Clearly, reason, that faculty in whose name modernity was adumbrated, plays no role whatsoever. Surely everybody can see that half the world’s population of 7.5 billion would rather live in the West than in their native countries? Since accommodating them all is obviously impossible, some immigration curbs are inevitable.
And surely Muslim immigration should be the first to be curbed? As anyone with eyes will see, Muslims en masse don’t adapt easily or willingly to Western ways. Surely even a sporadic newspaper reader knows that most terrorist acts in the world are committed by Muslims? Surely such a person will know that many such acts are committed by jihadists infiltrated into the West under the guise of refugees? Surely it’s no secret that thousands of mosques openly foment seditious hatred of the West, calling for jihad?
Yes, some of Trump’s measures have been executed clumsily and without due attention to detail. But, staying within the realm of reason, one can’t see offhand how these palliative, temporary steps can excite so much deranged, venomous indignation.
They don’t. Lineker et al. don’t have sleepless nights crying over those Muslim millions, in addition to the millions already here, who have to suffer living in Muslim lands. They respond not with their minds but with their viscera.
Their knee-jerk reaction isn’t caused by Trump’s affront to the notion of free movement of people. It’s caused by Trump’s blasphemy against the dominant cult of modernity, of which multi-culti rectitude is but one manifestation.
The pig’s head sitting atop the modern totem pole is worshipped not because it’s a particularly beautiful pig’s head, and not because it inspires love. It’s worshipped because it’s the only embodiment of modernity’s metaphysical cravings.
People can’t live without such cravings – ‘not by bread alone’ was a prophetic insight. Having abandoned God, modernity created its own glossocratic idol, and modernity is prepared to sacrifice everything at the foot of its totem pole.

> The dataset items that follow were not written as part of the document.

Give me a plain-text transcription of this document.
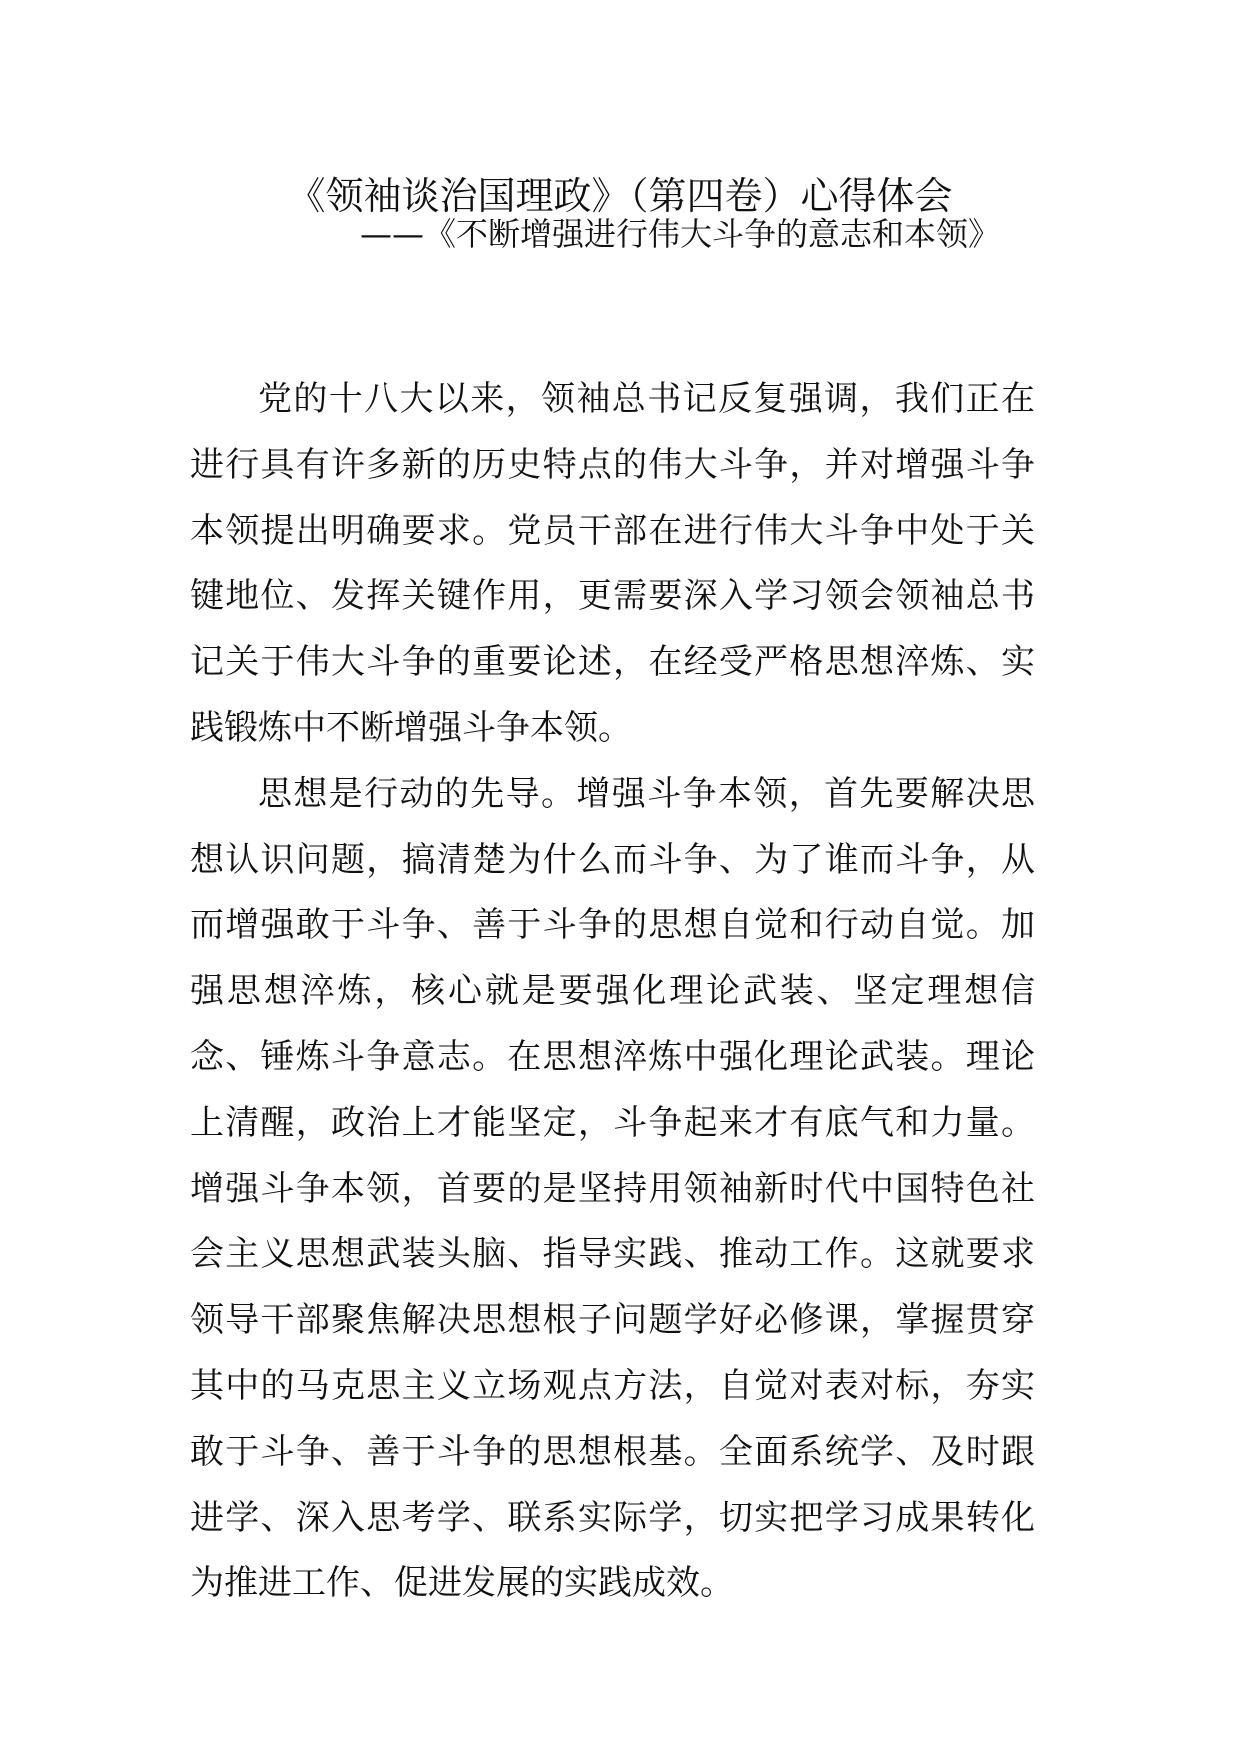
《领袖谈治国理政》（第四卷）心得体会
——《不断增强进行伟大斗争的意志和本领》

党的十八大以来，领袖总书记反复强调，我们正在进行具有许多新的历史特点的伟大斗争，并对增强斗争本领提出明确要求。党员干部在进行伟大斗争中处于关键地位、发挥关键作用，更需要深入学习领会领袖总书记关于伟大斗争的重要论述，在经受严格思想淬炼、实践锻炼中不断增强斗争本领。

思想是行动的先导。增强斗争本领，首先要解决思想认识问题，搞清楚为什么而斗争、为了谁而斗争，从而增强敢于斗争、善于斗争的思想自觉和行动自觉。加强思想淬炼，核心就是要强化理论武装、坚定理想信念、锤炼斗争意志。在思想淬炼中强化理论武装。理论上清醒，政治上才能坚定，斗争起来才有底气和力量。增强斗争本领，首要的是坚持用领袖新时代中国特色社会主义思想武装头脑、指导实践、推动工作。这就要求领导干部聚焦解决思想根子问题学好必修课，掌握贯穿其中的马克思主义立场观点方法，自觉对表对标，夯实敢于斗争、善于斗争的思想根基。全面系统学、及时跟进学、深入思考学、联系实际学，切实把学习成果转化为推进工作、促进发展的实践成效。
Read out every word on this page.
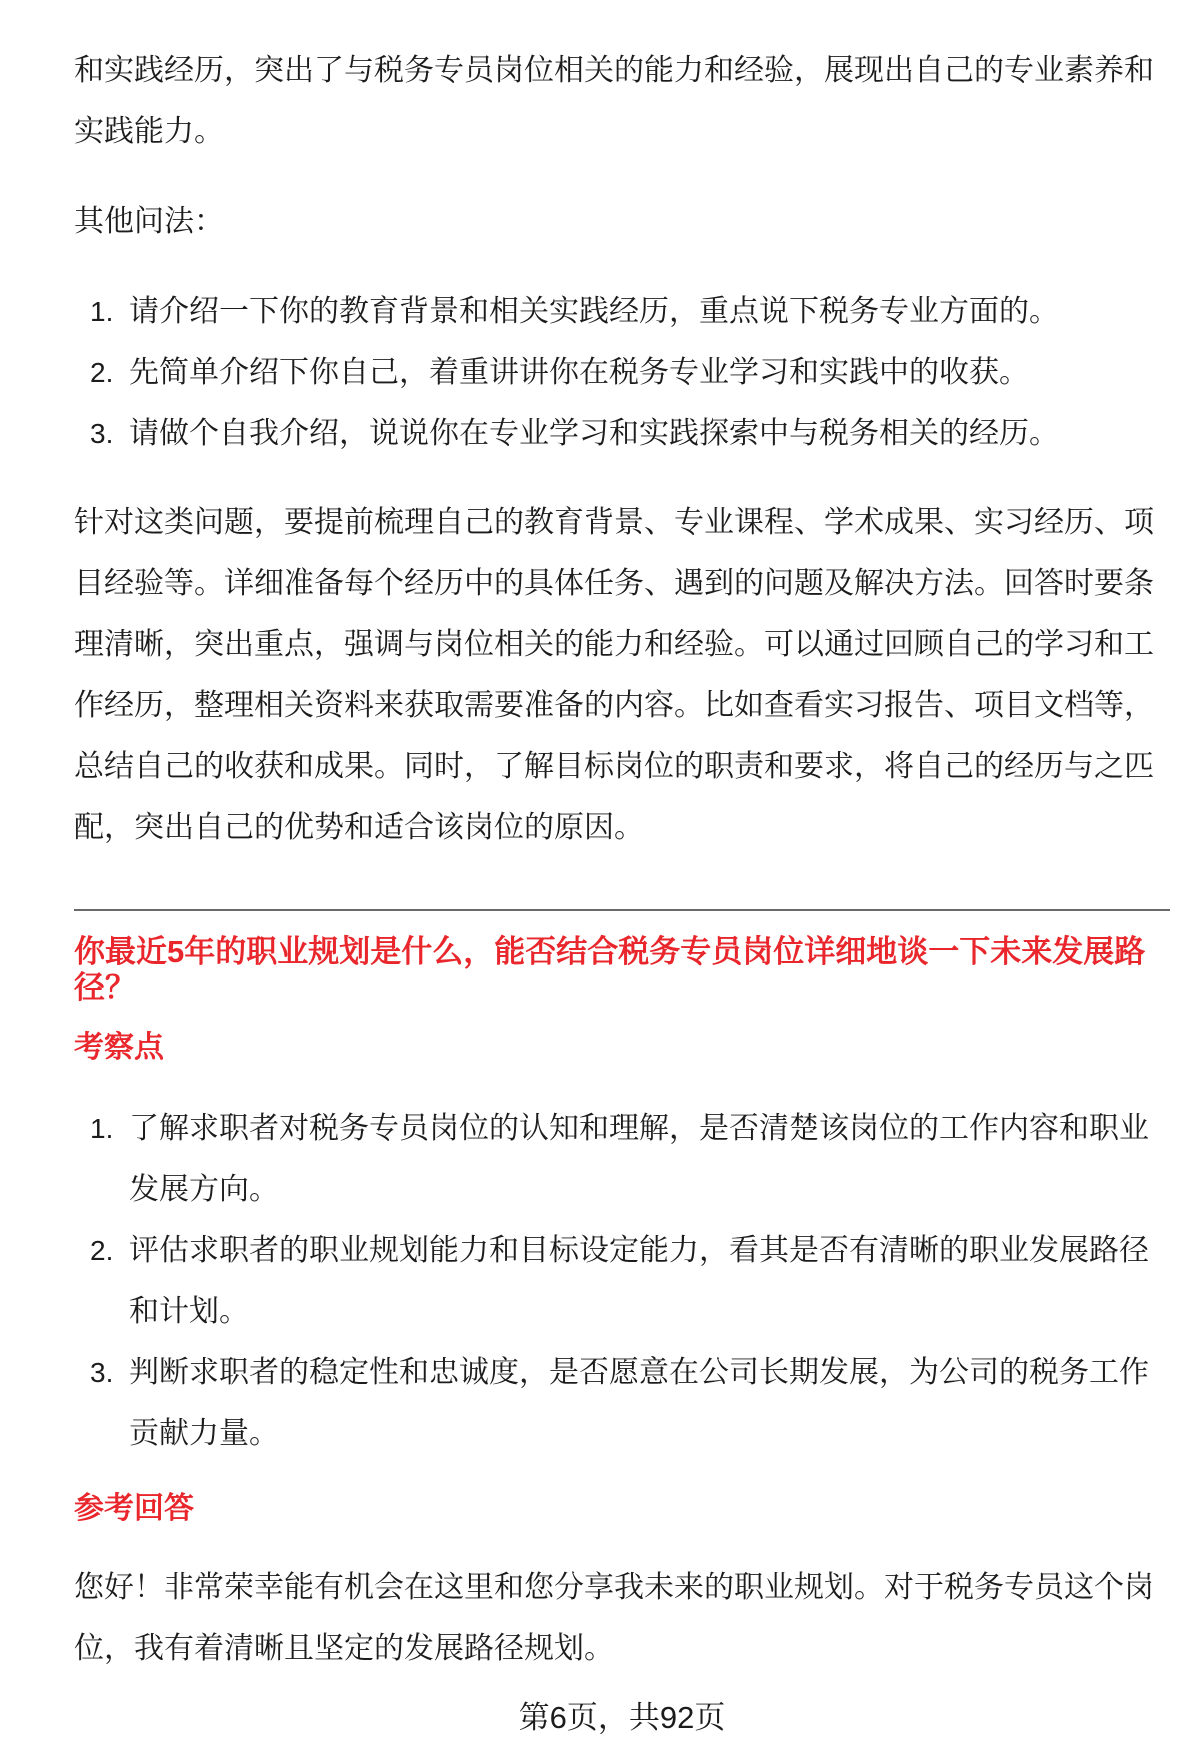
和实践经历，突出了与税务专员岗位相关的能力和经验，展现出自己的专业素养和实践能力。

其他问法：

1. 请介绍一下你的教育背景和相关实践经历，重点说下税务专业方面的。
2. 先简单介绍下你自己，着重讲讲你在税务专业学习和实践中的收获。
3. 请做个自我介绍，说说你在专业学习和实践探索中与税务相关的经历。

针对这类问题，要提前梳理自己的教育背景、专业课程、学术成果、实习经历、项目经验等。详细准备每个经历中的具体任务、遇到的问题及解决方法。回答时要条理清晰，突出重点，强调与岗位相关的能力和经验。可以通过回顾自己的学习和工作经历，整理相关资料来获取需要准备的内容。比如查看实习报告、项目文档等，总结自己的收获和成果。同时，了解目标岗位的职责和要求，将自己的经历与之匹配，突出自己的优势和适合该岗位的原因。

你最近5年的职业规划是什么，能否结合税务专员岗位详细地谈一下未来发展路径？
考察点
1. 了解求职者对税务专员岗位的认知和理解，是否清楚该岗位的工作内容和职业发展方向。
2. 评估求职者的职业规划能力和目标设定能力，看其是否有清晰的职业发展路径和计划。
3. 判断求职者的稳定性和忠诚度，是否愿意在公司长期发展，为公司的税务工作贡献力量。
参考回答

您好！非常荣幸能有机会在这里和您分享我未来的职业规划。对于税务专员这个岗位，我有着清晰且坚定的发展路径规划。

第6页，共92页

What we’re observing is a shamanistic dance, not a reasoned response to some policies. People always display greater vehemence when protecting their cults than in defence of anything else, including their lives. When true ideals have been discarded, false idols fill the void.
This particular false idol is a man-eating ogre, but somehow such monsters inspire great devotion among our neo-pagan throngs. That’s where a parallel with Hitler would be valid:
Trump doesn’t resemble him at all, but the marchers are typological twins of the SA screaming Sieg Heil!!! in the visceral worship of their secular deity at a Nuremberg rally.